When we collect data we rarely have the opportunity to collect the millions of data points that could be collected to form an actual bell curve, so we use the mathematical bell curve to represent what we would expect to collect from extensive data measurements and compare it assuming the mean and standard deviation of our "sample" data will be similar to what we would find if we had a large number of measurements.

If we assume that the data we collect includes "normal" variation within a bell curve, the mathematics tell us that 99.7 percent of our measurements will be within three standard deviations from the mean. But that also means that even when our mean is actually very close to the underlying "true" value, we can expect to observe measurements as far as 3 standard deviations from the mean that actually are just normal variation of the measuring process for that true value.

Also, the mathematics suggest that just over a third (34%) of the measurements we make will be within one standard deviation of the mean, which in turn means that over two-thirds (68%) of all the measurements we make will be within the two standard deviations on either side of the mean. And ipso facto the remaining 32 percent will consist of 16 percent above and 16 percent below that center two standard deviations.

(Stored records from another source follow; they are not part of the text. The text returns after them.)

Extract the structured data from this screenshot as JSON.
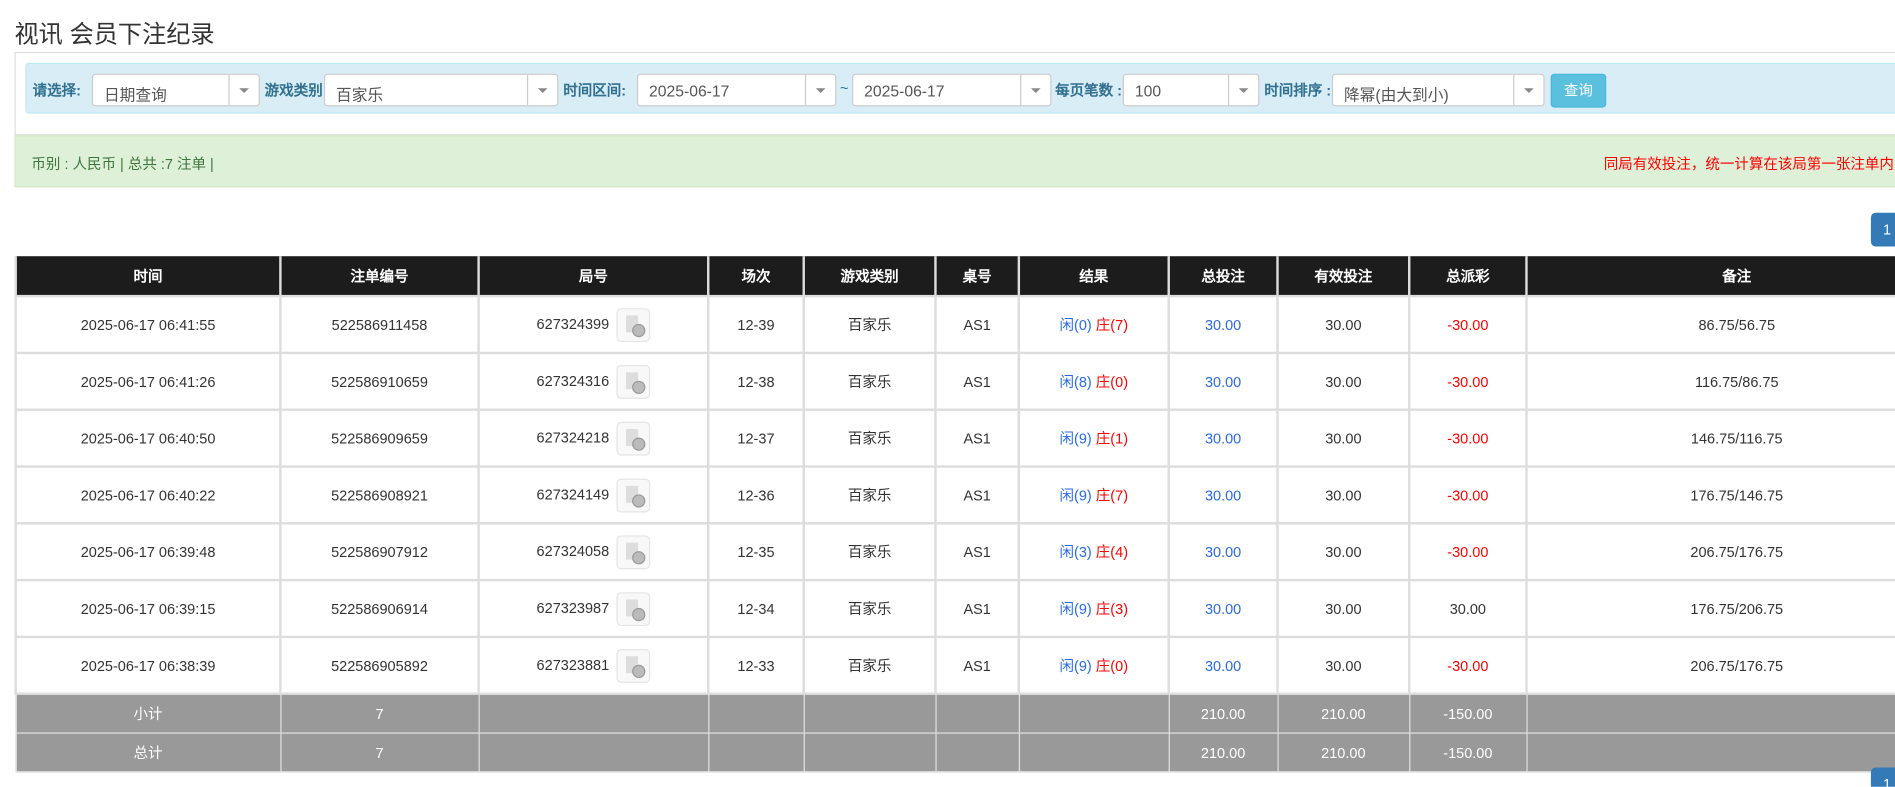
{
  "title": "视讯 会员下注纪录",
  "filters": {
    "select_label": "请选择:",
    "select_value": "日期查询",
    "game_label": "游戏类别",
    "game_value": "百家乐",
    "time_label": "时间区间:",
    "date_from": "2025-06-17",
    "tilde": "~",
    "date_to": "2025-06-17",
    "per_page_label": "每页笔数 :",
    "per_page_value": "100",
    "sort_label": "时间排序 :",
    "sort_value": "降幂(由大到小)",
    "query_button": "查询"
  },
  "summary": {
    "left": "币别 : 人民币 | 总共 :7 注单 |",
    "right": "同局有效投注，统一计算在该局第一张注单内"
  },
  "pagination": {
    "current": "1"
  },
  "table": {
    "headers": [
      "时间",
      "注单编号",
      "局号",
      "场次",
      "游戏类别",
      "桌号",
      "结果",
      "总投注",
      "有效投注",
      "总派彩",
      "备注"
    ],
    "rows": [
      {
        "time": "2025-06-17 06:41:55",
        "bet_id": "522586911458",
        "round": "627324399",
        "shoe": "12-39",
        "game": "百家乐",
        "table": "AS1",
        "player": "闲(0)",
        "banker": "庄(7)",
        "total": "30.00",
        "valid": "30.00",
        "payout": "-30.00",
        "note": "86.75/56.75"
      },
      {
        "time": "2025-06-17 06:41:26",
        "bet_id": "522586910659",
        "round": "627324316",
        "shoe": "12-38",
        "game": "百家乐",
        "table": "AS1",
        "player": "闲(8)",
        "banker": "庄(0)",
        "total": "30.00",
        "valid": "30.00",
        "payout": "-30.00",
        "note": "116.75/86.75"
      },
      {
        "time": "2025-06-17 06:40:50",
        "bet_id": "522586909659",
        "round": "627324218",
        "shoe": "12-37",
        "game": "百家乐",
        "table": "AS1",
        "player": "闲(9)",
        "banker": "庄(1)",
        "total": "30.00",
        "valid": "30.00",
        "payout": "-30.00",
        "note": "146.75/116.75"
      },
      {
        "time": "2025-06-17 06:40:22",
        "bet_id": "522586908921",
        "round": "627324149",
        "shoe": "12-36",
        "game": "百家乐",
        "table": "AS1",
        "player": "闲(9)",
        "banker": "庄(7)",
        "total": "30.00",
        "valid": "30.00",
        "payout": "-30.00",
        "note": "176.75/146.75"
      },
      {
        "time": "2025-06-17 06:39:48",
        "bet_id": "522586907912",
        "round": "627324058",
        "shoe": "12-35",
        "game": "百家乐",
        "table": "AS1",
        "player": "闲(3)",
        "banker": "庄(4)",
        "total": "30.00",
        "valid": "30.00",
        "payout": "-30.00",
        "note": "206.75/176.75"
      },
      {
        "time": "2025-06-17 06:39:15",
        "bet_id": "522586906914",
        "round": "627323987",
        "shoe": "12-34",
        "game": "百家乐",
        "table": "AS1",
        "player": "闲(9)",
        "banker": "庄(3)",
        "total": "30.00",
        "valid": "30.00",
        "payout": "30.00",
        "note": "176.75/206.75"
      },
      {
        "time": "2025-06-17 06:38:39",
        "bet_id": "522586905892",
        "round": "627323881",
        "shoe": "12-33",
        "game": "百家乐",
        "table": "AS1",
        "player": "闲(9)",
        "banker": "庄(0)",
        "total": "30.00",
        "valid": "30.00",
        "payout": "-30.00",
        "note": "206.75/176.75"
      }
    ],
    "subtotal": {
      "label": "小计",
      "count": "7",
      "total": "210.00",
      "valid": "210.00",
      "payout": "-150.00"
    },
    "grandtotal": {
      "label": "总计",
      "count": "7",
      "total": "210.00",
      "valid": "210.00",
      "payout": "-150.00"
    }
  },
  "colors": {
    "header_bg": "#1c1c1c",
    "filter_bg": "#d9edf7",
    "summary_bg": "#dff0d8",
    "query_button": "#5bc0de",
    "page_button": "#337ab7",
    "player": "#2a6ae9",
    "banker_negative": "#ff0000",
    "sum_row": "#999999"
  }
}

What this means, in reality, is that if you test 1,000 students at some grade level in some subject, even if every student has the same underlying knowledge, you can expect students to have test scores that vary across 6 standard deviations because of normal variation. It is only because of variation in our test construction, classroom variations, and other factors such as illness and anxiety, that the students with identical knowledge receive different test scores.

As a consequence, when you are presented with a list of test scores ranked from high to low, there may be absolutely no difference in the actual true knowledge possessed by any of those students if those scores are all within 3 standard deviations of the mean.

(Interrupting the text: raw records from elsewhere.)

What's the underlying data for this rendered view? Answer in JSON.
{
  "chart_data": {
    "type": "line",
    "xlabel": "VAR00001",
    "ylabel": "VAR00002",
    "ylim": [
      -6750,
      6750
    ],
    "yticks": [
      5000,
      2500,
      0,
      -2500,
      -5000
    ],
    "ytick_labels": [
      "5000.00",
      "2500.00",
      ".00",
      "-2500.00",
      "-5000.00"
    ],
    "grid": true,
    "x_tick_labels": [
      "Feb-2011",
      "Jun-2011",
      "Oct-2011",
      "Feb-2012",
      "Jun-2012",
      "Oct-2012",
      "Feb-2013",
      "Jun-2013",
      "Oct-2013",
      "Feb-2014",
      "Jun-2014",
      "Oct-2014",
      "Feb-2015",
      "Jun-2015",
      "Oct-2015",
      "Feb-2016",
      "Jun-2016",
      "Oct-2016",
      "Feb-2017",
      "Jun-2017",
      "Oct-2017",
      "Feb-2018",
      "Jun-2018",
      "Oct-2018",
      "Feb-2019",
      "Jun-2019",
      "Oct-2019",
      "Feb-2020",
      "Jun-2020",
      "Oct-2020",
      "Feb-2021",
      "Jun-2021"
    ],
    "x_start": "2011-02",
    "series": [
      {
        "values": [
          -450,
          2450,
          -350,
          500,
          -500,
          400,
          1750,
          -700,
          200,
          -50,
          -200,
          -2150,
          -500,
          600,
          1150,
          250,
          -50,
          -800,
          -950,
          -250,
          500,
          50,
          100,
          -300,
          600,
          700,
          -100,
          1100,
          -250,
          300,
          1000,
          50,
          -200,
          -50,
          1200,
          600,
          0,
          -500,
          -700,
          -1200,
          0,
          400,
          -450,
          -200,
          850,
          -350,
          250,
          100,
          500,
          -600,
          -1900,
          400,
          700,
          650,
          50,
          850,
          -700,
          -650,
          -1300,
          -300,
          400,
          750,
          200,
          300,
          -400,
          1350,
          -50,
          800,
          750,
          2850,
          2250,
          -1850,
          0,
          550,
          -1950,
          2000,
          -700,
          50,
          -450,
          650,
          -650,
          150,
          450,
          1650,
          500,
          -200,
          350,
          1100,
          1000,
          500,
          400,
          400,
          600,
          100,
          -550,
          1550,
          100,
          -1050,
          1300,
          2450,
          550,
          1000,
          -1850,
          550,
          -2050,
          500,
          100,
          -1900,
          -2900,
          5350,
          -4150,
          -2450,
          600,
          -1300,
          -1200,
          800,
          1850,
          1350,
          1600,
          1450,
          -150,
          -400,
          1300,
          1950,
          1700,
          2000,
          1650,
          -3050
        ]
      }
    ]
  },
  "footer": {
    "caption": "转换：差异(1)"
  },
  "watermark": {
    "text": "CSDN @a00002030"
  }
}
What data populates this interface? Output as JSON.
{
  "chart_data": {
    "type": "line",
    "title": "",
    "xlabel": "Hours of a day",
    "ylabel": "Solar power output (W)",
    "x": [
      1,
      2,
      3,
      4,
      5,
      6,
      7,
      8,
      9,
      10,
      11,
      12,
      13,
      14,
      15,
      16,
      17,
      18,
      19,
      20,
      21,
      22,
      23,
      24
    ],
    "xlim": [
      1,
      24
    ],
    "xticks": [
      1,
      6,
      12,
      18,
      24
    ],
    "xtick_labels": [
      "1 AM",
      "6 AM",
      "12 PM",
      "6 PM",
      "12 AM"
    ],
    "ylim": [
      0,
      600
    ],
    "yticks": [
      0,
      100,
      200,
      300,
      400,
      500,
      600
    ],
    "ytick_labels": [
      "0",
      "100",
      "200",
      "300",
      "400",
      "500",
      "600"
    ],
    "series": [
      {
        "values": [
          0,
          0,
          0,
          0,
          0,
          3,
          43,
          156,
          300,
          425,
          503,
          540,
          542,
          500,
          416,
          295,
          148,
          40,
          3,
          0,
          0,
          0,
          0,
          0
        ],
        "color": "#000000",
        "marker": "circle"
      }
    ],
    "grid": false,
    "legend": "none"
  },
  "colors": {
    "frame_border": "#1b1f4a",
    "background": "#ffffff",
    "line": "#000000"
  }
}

Only those students whose scores were more than 3 standard deviations from the mean can be said to different from the other student scores. All of the other student scores cannot be said to be different, whether they have actually scored above or below average, because all of the scores within the 6 standard deviations of normal variation are equivalent in reality to the same underlying true value.

If you say that student A has a higher test score than student B, then you may be literally correct but essentially wrong if you mean that student A knows more than student B. If both students scored within 3 standard deviations of the mean, then their actual knowledge is the same.

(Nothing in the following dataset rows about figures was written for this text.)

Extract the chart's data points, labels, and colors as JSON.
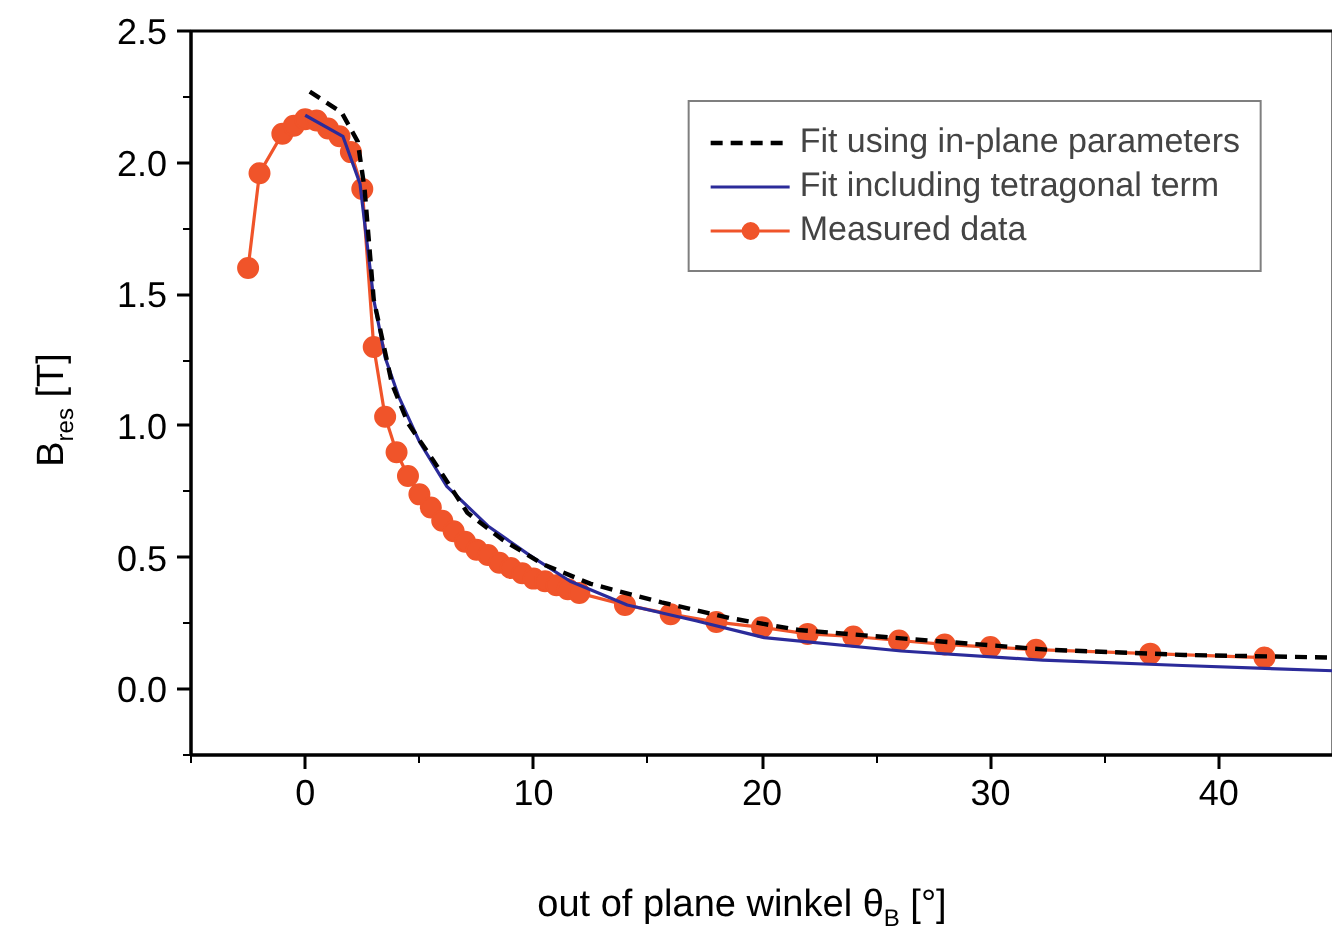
{
  "chart_data": {
    "type": "line",
    "xlabel": "out of plane winkel θ$_{B}$ [°]",
    "ylabel": "B$_{res}$ [T]",
    "xlim": [
      -5,
      45
    ],
    "ylim": [
      -0.25,
      2.5
    ],
    "xticks": [
      0,
      10,
      20,
      30,
      40
    ],
    "yticks": [
      {
        "value": 0,
        "label": "0.0"
      },
      0.5,
      {
        "value": 1,
        "label": "1.0"
      },
      1.5,
      {
        "value": 2,
        "label": "2.0"
      },
      2.5
    ],
    "grid": false,
    "legend": "top right",
    "series": [
      {
        "name": "Fit using in-plane parameters",
        "color": "#000000",
        "line_style": "dashed",
        "marker": "none",
        "x": [
          0.2,
          1.6,
          2.3,
          2.6,
          3.0,
          3.8,
          4.5,
          5.6,
          7.1,
          8.6,
          10.4,
          12.5,
          15.6,
          18.6,
          21.6,
          25.8,
          32.5,
          38.5,
          45
        ],
        "values": [
          2.27,
          2.19,
          2.08,
          1.9,
          1.48,
          1.16,
          1.01,
          0.87,
          0.67,
          0.57,
          0.475,
          0.4,
          0.33,
          0.27,
          0.225,
          0.195,
          0.15,
          0.13,
          0.12
        ]
      },
      {
        "name": "Fit including tetragonal term",
        "color": "#2b2b9a",
        "line_style": "solid",
        "marker": "none",
        "x": [
          0,
          1.65,
          2.4,
          2.7,
          3.0,
          3.5,
          4.1,
          5.0,
          6.2,
          8.0,
          9.8,
          11.6,
          14.1,
          17.1,
          20.1,
          26.1,
          32.3,
          38.4,
          45
        ],
        "values": [
          2.18,
          2.1,
          1.92,
          1.7,
          1.48,
          1.26,
          1.11,
          0.94,
          0.77,
          0.62,
          0.51,
          0.41,
          0.32,
          0.26,
          0.196,
          0.145,
          0.11,
          0.09,
          0.07
        ]
      },
      {
        "name": "Measured data",
        "color": "#f0542a",
        "line_style": "solid",
        "marker": "circle",
        "x": [
          -2.5,
          -2,
          -1,
          -0.5,
          0,
          0.5,
          1,
          1.5,
          2,
          2.5,
          3,
          3.5,
          4,
          4.5,
          5,
          5.5,
          6,
          6.5,
          7,
          7.5,
          8,
          8.5,
          9,
          9.5,
          10,
          10.5,
          11,
          11.5,
          12,
          14,
          16,
          18,
          20,
          22,
          24,
          26,
          28,
          30,
          32,
          37,
          42
        ],
        "values": [
          1.6,
          1.96,
          2.11,
          2.14,
          2.165,
          2.16,
          2.13,
          2.1,
          2.04,
          1.9,
          1.3,
          1.035,
          0.9,
          0.81,
          0.74,
          0.69,
          0.64,
          0.6,
          0.56,
          0.53,
          0.51,
          0.48,
          0.46,
          0.44,
          0.42,
          0.41,
          0.395,
          0.38,
          0.365,
          0.32,
          0.285,
          0.255,
          0.235,
          0.21,
          0.2,
          0.185,
          0.17,
          0.16,
          0.15,
          0.135,
          0.12
        ]
      }
    ]
  }
}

Statistical variation from all its sources means that any number you are given as a measurement is simply a token for some underlying true value. When you measure anything, you are trying to get the "true" value but what you actually get is the "observed" value and multiple observed values of the same true value will normally vary by 6 standard deviations. All of those observed values are exactly equivalent to each other in terms of the underlying true value.

In other words, there is no basis in reality for considering the true value of these scores to be different, they differ only because of normal variation in measurement, or as it is sometimes called: "measurement error". The fact that two students have widely different test scores may mean nothing, both may have exactly the same level of knowledge that the test measures but with different measurement variation levels.

This is true for all measurements in any endeavor. Data numbers are different from other numbers, they are not really a point on a graph, but actually are more like a disc with a 3 sigma radius around the mean value. You cannot say that two numbers are different unless they belong to different clusters: meaning that one number belongs to one bell curve but the other number is more than 3 standard deviations away from the mean of that bell curve. Even then, there is a 3 out of a thousand chance the two are the same.